Марко поразился виду этого городка: стены здесь были грязные, все в пятнах и разводах, всё везде крошилось, отваливалось, где-то он даже чуть не упал на кучу строительного мусора. Он даже не подозревал раньше, что люди могут действительно жить в чём-то, что может развалиться от любого, казалось бы, толчка.

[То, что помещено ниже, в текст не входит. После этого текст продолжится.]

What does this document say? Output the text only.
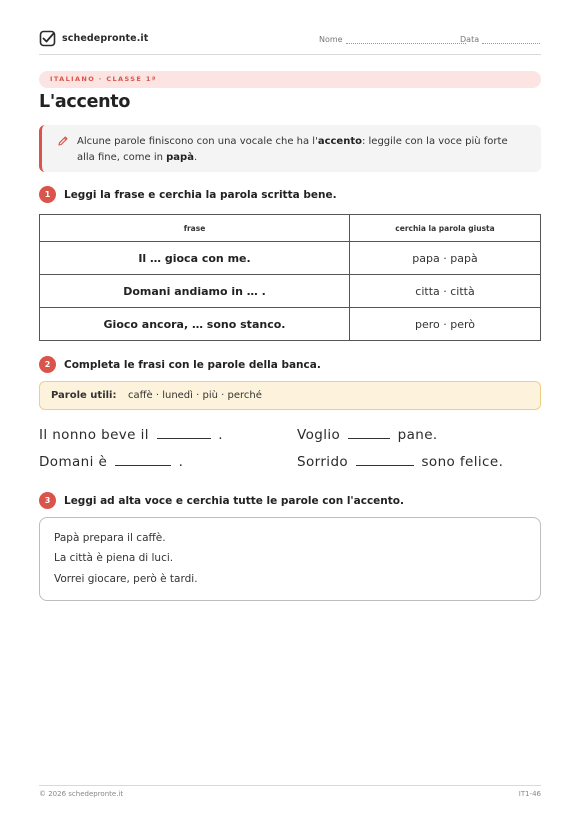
schedepronte.it	Nome	Data
ITALIANO · CLASSE 1ª
L'accento
Alcune parole finiscono con una vocale che ha l'accento: leggile con la voce più forte alla fine, come in papà.
1	Leggi la frase e cerchia la parola scritta bene.
frase	cerchia la parola giusta
Il … gioca con me.	papa · papà
Domani andiamo in … .	citta · città
Gioco ancora, … sono stanco.	pero · però
2	Completa le frasi con le parole della banca.
Parole utili: caffè · lunedì · più · perché
Il nonno beve il	.	Voglio	pane.
Domani è	.	Sorrido	sono felice.
3	Leggi ad alta voce e cerchia tutte le parole con l'accento.

Papà prepara il caffè.

La città è piena di luci.

Vorrei giocare, però è tardi.

© 2026 schedepronte.it	IT1-46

Но что действительно его поразило, так это то, что люди дрались за еду. Он, конечно, про всякое читал, и не такое бывало, но всё это казалось ему каким-то преувеличением, будто историки решили немного сгустить краски, чтобы запугать потомков. Но это… За Марко действительно погналась целая толпа просто потому, что он украл банку с… С чем, кстати?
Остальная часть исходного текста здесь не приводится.